Live Review by Aidan Ryan | 24 Aug 2015

Edinburgh outfit and Jazz Bar regulars James Brown is Annie play through their debut album, recorded on home soil with Average White Band's founding tenor saxophonist Molly Duncan, much of which was fleshed out in frequent appearances on this very stage. At their best they’re excellent entertainers of the James Brown School: they have the hooks, quick competent solos, and at moments – as when singer and guitarist Aki Remallay really shreds, or when the band just lays it down for a few bars of unassuming funk – we feel the little hiccup-and-hum of a Prius switching from battery to gas. 

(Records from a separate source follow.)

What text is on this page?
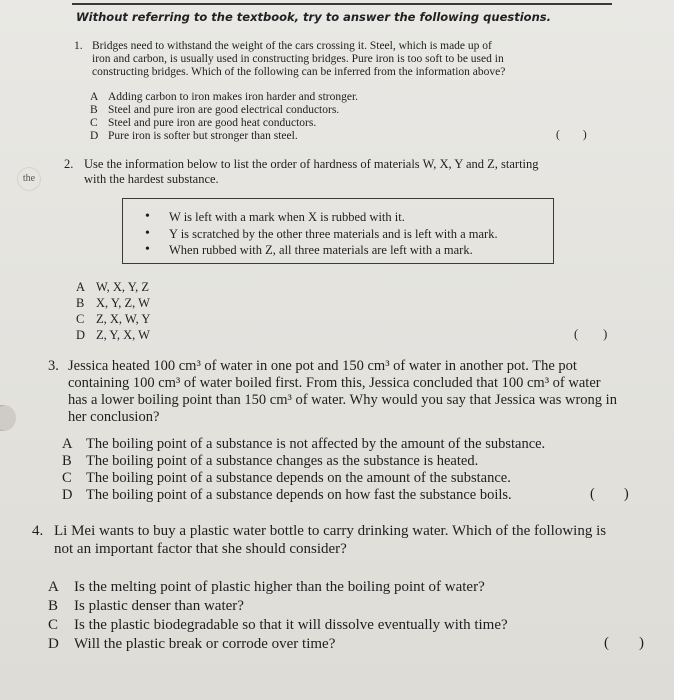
Without referring to the textbook, try to answer the following questions.
the
1. Bridges need to withstand the weight of the cars crossing it. Steel, which is made up of
iron and carbon, is usually used in constructing bridges. Pure iron is too soft to be used in
constructing bridges. Which of the following can be inferred from the information above?
A Adding carbon to iron makes iron harder and stronger.
B Steel and pure iron are good electrical conductors.
C Steel and pure iron are good heat conductors.
D Pure iron is softer but stronger than steel.	(        )
2. Use the information below to list the order of hardness of materials W, X, Y and Z, starting
with the hardest substance.
• W is left with a mark when X is rubbed with it.
• Y is scratched by the other three materials and is left with a mark.
• When rubbed with Z, all three materials are left with a mark.
A W, X, Y, Z
B X, Y, Z, W
C Z, X, W, Y
D Z, Y, X, W	(        )
3. Jessica heated 100 cm³ of water in one pot and 150 cm³ of water in another pot. The pot
containing 100 cm³ of water boiled first. From this, Jessica concluded that 100 cm³ of water
has a lower boiling point than 150 cm³ of water. Why would you say that Jessica was wrong in
her conclusion?
A The boiling point of a substance is not affected by the amount of the substance.
B The boiling point of a substance changes as the substance is heated.
C The boiling point of a substance depends on the amount of the substance.
D The boiling point of a substance depends on how fast the substance boils.	(        )
4. Li Mei wants to buy a plastic water bottle to carry drinking water. Which of the following is
not an important factor that she should consider?
A Is the melting point of plastic higher than the boiling point of water?
B Is plastic denser than water?
C Is the plastic biodegradable so that it will dissolve eventually with time?
D Will the plastic break or corrode over time?	(        )
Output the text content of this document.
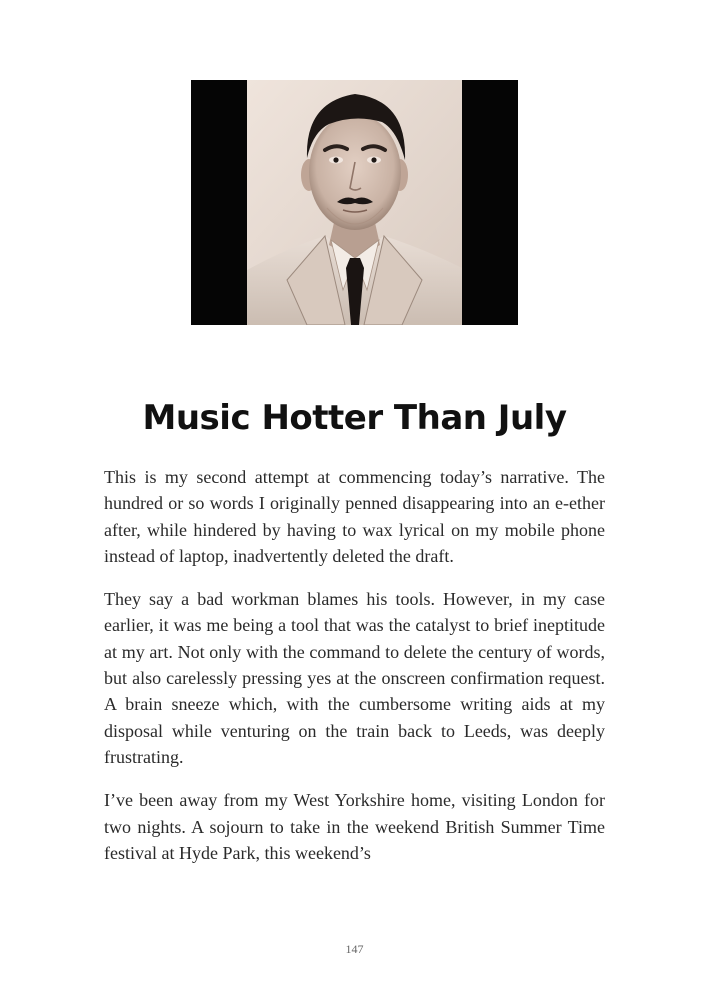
Music Hotter Than July

This is my second attempt at commencing today’s narrative. The hundred or so words I originally penned disappearing into an e-ether after, while hindered by having to wax lyrical on my mobile phone instead of laptop, inadvertently deleted the draft.

They say a bad workman blames his tools. However, in my case earlier, it was me being a tool that was the catalyst to brief ineptitude at my art. Not only with the command to delete the century of words, but also carelessly pressing yes at the onscreen confirmation request. A brain sneeze which, with the cumbersome writing aids at my disposal while venturing on the train back to Leeds, was deeply frustrating.

I’ve been away from my West Yorkshire home, visiting London for two nights. A sojourn to take in the weekend British Summer Time festival at Hyde Park, this weekend’s

147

They've said their name (from an Eddie Murphy Saturday Night Live sketch) conveys a desire to toss together incongruities and make them funky. There's something off about watching seven guys playing music that for half a century has channeled pure sexual joy, dressed like the signers of the Solemn League and Covenant playing with a Rubik’s Cube but the band finds its groove soon enough.

To their credit, JBiA seem to have the Right Stuff: Remally has the voice for this music, they’ve given serious polish to material that must be difficult to master, and their lines, riffs, and solos show they’ve studied the Funk and Soul Songbook well, ending their set at a bleary-eyed 1:30am with a smoldering cover of Bill Withers' Use Me and a note for note rendition of AWB's Pick Up The Pieces. But as any student of James Brown knows, if this music doesn’t give you the cold sweats, your audience won’t catch the fever, either.